Empowerment from within.

Therapy works to empower clients from within. We offer client-centered individual and family therapy services for adults, adolescents, children and their families in person and via a secure, HIPAA-compliant telehealth platform. Our telehealth services are open to all residents of West Virginia and Virginia.

INDIVIDUAL THERAPY

In individual therapy, treatment is done on a one-on-one basis and the process is tailored to the client’s unique needs. Individual therapy allows the therapist and the client to work together to process strong emotions, develop coping skills, explore thinking patterns, examine behaviors, and reduce negative symptoms related to mental health. We provide individual therapy services to children, adolescents and adults.

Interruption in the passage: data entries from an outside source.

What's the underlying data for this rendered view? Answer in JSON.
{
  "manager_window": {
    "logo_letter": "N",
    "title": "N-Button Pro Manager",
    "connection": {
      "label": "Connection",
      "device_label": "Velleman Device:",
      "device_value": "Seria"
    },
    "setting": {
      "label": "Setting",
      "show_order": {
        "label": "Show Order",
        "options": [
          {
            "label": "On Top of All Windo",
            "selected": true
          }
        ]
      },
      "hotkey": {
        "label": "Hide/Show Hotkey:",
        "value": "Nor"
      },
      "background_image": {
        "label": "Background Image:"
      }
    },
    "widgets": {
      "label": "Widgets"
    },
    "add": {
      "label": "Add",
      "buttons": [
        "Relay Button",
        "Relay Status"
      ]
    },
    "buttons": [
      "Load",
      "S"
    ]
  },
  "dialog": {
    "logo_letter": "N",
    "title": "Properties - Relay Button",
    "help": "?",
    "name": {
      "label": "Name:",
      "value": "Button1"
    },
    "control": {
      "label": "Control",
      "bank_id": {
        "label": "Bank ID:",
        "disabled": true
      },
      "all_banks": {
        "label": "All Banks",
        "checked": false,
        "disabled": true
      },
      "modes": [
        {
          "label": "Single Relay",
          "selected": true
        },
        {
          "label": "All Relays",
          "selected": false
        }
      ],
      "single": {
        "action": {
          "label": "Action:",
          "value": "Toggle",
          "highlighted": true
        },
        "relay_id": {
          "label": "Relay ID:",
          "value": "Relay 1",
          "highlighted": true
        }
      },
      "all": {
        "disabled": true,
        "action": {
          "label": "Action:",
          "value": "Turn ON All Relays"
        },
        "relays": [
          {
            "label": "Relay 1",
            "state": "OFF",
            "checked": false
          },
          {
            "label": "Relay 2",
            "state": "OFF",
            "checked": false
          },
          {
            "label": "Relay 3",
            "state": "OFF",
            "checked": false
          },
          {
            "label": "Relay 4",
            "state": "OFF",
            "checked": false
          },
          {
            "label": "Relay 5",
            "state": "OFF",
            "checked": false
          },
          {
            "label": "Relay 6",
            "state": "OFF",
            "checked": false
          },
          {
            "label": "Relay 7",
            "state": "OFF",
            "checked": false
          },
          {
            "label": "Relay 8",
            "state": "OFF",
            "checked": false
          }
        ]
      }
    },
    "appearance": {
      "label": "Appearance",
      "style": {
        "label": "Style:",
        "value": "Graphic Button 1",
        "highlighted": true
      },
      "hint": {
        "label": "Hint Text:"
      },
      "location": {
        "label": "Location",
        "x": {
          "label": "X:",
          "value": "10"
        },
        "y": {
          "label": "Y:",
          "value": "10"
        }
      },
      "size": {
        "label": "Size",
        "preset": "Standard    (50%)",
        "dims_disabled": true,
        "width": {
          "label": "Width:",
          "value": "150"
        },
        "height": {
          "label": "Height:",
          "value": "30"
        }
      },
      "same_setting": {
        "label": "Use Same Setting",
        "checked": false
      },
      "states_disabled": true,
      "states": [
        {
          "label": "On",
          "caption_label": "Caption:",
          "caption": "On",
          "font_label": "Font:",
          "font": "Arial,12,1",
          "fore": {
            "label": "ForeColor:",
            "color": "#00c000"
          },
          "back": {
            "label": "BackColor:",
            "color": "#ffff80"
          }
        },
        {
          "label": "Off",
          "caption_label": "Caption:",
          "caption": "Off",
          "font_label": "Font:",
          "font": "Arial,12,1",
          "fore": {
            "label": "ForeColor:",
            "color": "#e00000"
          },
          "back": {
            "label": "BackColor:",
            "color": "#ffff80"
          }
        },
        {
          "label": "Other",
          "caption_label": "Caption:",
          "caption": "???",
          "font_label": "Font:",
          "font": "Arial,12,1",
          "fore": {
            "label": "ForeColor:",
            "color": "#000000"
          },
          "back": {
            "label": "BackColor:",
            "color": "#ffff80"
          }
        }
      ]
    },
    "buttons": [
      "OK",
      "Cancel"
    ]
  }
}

Research has demonstrated that children and adolescents benefit most from therapy when a parent or caregiver is involved. Utilizing a more holistic approach, parents and caregivers learn how to support and help their child at home by reinforcing and practicing skills, providing prompts or reminders, and listening. Parents and caregivers are also an invaluable source of information to inform treatment plans. Children and adolescents spend most of their time with parents and caregivers. It is in these opportunities that parents and caregivers can help implement therapeutic interventions in the home and community environments.

FAMILY THERAPY

Family therapy works with the family unit to improve communication, resolve conflicts, set healthy boundaries, clarify roles and responsibilities, promote understanding, and increase functioning in the family unit. The therapist works with the family to set individual and family goals to reduce stress and conflict through the improvement of interactions between family members.

Family therapy may include all family members or it may only include those willing and/or able to participate. It’s important to note that family therapy does not need to be restricted to a nuclear family. Other family members that may participate can also include grandparents, aunts, uncles, domestic partners, and more. Common reasons for family therapy may include, but are not limited to, trauma, incarceration, abuse, neglect, grief, separation, divorce, domestic violence, parental conflict, and parent-child conflict.

Individual and family therapy can help teach skills that deepen connections and relationships, solve problems, handle special situations, teach skills to get through stressful times, improve functioning, and increase and maintain healthy functioning relationships.

“When we can talk about our feelings, they become less overwhelming, less upsetting, and less scary. The people we trust with that important talk can help us know that we are not alone.”